Leah, he thought, his heart tearing in his chest. Gods, Leah.
Straightening, he grabbed Red-Boar by the throat, spun, and slammed the traitor into the nearest stone wall, hard enough that rocks tumbled and broke free. ‘‘Why?’’ he grated, fury twisting inside him. Despair. ‘‘Why?’’
‘‘Don’t play a bigger fool than you already are,’’ the older man spat, his voice rasping against the choke hold. ‘‘I’m trying to stop you from making the worst mistake of your life.’’
‘‘No.’’ Strike tightened his grip as betrayal and killing rage washing his vision red. ‘‘You’re punishing me for my father’s choices.’’
But Red-Boar’s breath rattled in his constricted throat. ‘‘At least he made his choices. You’re acting like a spoiled brat, sitting around and waiting for a godsdamned miracle.’’
‘‘I’m—’’ But Strike broke off when the accusation resonated too close to what Leah had said to him that morning, when she’d called him an arrogant prince who wanted everything his way. Was that really what was going on? No, he thought. That wasn’t him, wasn’t the man he wanted to be.
But maybe it was what the darkness inside him had made him become, he thought, loosening his fingers and letting Red-Boar slide down the wall.
Kulkulkan’s influence had shaded Leah’s brother toward easy living and self-justification. Was that so different from what his most trusted advisers were warning him against now? Or was that explanation in itself too easy? Was it more comfortable to blame the darkness on the god than himself?
In the end it didn’t matter where it came from, he realized. Because he knew what he had to do about it. He owed it to his people to give them a ruler, owed it to Leah to make choices not just for them in the moment, but for the hope of a future.
It’s time, his father’s voice whispered in his mind, though he couldn’t have said whether it was a message or a memory. But either way, the whisper was right. It was time. Avoiding the scepter hadn’t stopped the prophesied events from coming any more than avoiding Leah had stopped him from falling for her. And turning away from his people now would only cause more destruction.
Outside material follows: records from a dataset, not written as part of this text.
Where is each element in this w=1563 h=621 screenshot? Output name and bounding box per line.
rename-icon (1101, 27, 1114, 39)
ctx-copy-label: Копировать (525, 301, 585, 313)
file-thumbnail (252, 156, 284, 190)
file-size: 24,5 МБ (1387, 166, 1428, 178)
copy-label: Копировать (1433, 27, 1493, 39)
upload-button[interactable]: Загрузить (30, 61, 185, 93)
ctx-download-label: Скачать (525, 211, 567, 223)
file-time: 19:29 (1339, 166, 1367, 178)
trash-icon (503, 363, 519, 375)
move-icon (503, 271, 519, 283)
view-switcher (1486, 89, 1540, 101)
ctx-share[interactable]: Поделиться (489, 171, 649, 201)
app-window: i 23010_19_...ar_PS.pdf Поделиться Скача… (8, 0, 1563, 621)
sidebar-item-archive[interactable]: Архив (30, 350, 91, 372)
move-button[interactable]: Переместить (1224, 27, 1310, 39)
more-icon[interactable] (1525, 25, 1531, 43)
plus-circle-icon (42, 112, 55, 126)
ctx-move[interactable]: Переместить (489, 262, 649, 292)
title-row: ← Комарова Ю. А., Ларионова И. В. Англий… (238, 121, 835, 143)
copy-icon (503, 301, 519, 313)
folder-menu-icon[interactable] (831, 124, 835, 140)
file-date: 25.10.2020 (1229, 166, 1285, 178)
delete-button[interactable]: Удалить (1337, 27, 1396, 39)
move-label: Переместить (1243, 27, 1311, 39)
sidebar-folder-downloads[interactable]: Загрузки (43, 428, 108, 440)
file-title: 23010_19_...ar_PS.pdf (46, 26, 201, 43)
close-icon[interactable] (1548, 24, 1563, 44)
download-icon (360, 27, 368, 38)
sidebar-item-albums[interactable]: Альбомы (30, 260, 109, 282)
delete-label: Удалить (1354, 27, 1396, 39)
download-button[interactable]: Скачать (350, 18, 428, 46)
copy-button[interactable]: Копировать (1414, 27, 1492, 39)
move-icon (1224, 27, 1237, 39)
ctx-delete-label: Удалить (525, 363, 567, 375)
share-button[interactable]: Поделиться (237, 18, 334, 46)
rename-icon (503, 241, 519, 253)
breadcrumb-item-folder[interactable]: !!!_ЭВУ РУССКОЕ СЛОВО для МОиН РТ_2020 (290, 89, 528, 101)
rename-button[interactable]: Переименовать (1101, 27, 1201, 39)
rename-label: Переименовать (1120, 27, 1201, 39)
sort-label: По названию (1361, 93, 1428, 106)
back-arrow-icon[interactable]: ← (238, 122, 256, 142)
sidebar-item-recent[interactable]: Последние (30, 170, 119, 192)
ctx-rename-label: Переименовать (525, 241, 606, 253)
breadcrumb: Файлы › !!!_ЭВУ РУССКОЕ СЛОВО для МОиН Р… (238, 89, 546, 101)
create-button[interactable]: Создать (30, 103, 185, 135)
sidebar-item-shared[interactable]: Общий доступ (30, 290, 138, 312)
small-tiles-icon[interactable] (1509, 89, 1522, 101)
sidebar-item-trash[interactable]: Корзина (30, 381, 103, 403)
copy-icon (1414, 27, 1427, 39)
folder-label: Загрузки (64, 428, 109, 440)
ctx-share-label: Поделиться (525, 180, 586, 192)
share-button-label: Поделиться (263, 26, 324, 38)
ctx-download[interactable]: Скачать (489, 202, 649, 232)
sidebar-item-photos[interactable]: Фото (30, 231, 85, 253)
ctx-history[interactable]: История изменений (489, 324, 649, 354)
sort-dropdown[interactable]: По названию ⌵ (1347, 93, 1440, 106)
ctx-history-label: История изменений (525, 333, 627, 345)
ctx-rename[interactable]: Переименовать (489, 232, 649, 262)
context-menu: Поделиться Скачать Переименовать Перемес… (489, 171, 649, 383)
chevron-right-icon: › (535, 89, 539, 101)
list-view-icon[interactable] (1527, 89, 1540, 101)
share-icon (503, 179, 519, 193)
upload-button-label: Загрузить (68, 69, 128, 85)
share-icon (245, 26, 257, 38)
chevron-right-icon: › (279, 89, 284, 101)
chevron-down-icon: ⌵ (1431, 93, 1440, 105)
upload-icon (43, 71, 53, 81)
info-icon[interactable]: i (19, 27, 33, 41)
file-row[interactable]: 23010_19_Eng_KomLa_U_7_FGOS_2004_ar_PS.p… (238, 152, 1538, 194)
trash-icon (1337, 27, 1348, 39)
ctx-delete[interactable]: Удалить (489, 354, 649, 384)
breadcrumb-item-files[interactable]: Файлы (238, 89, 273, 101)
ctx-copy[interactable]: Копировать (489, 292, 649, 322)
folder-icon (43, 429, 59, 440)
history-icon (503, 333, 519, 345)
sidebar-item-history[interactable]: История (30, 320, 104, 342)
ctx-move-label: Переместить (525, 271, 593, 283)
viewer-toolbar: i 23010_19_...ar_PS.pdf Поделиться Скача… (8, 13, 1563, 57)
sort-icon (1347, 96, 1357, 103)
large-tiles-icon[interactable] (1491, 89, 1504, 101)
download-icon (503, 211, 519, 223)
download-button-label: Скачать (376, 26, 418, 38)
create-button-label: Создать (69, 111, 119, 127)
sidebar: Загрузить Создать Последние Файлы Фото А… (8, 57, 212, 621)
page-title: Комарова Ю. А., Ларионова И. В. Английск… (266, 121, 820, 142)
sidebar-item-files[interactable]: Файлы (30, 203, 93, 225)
He was his father’s son, which meant more than a fondness for dreams. It meant the blood of kings ran through his veins, and the duty, the responsibility wasn’t his to set aside.
It was only his to take.
CHAPTER TWENTY-THREE
Leah swam in and out of consciousness, sick and sore and feverish, her brain fuzzed with drugs. She couldn’t see more than a few feet in any direction before her vision went red-gold and blurry, but she didn’t need to see that far to know where she was. The stone slab beneath her, the echoes, and the hum of power told her everything she needed to know.
She was back where it’d all started—strapped to the chac-mool altar in the ritual chamber that guarded the intersection of the earth, sky, and underworld.
Worse, she was alive, and so was Zipacna. And the clock was ticking.
Eventually her fever broke, or the drugs wore off, or both. Her brain cleared and the pain lessened, and she was able to take stock. She was still dressed in her combat clothes, but the weapons belt was gone. That wasn’t a surprise, but it was definitely a problem. Without the jade-tips and knives, she’d be powerless against the ajaw-makol, even if she did manage to escape. The spell was no good without a knife, and even at that it was going to be a long shot.
Which left her bound to a sacrificial altar with no hope of rescue until too late, because Strike and the other Nightkeepers weren’t due at the intersection until the equinox, and she doubted Red-Boar was going to fess up to what he’d done. For all she knew, the bastard had lied and told Strike she’d gone to Zipacna willingly.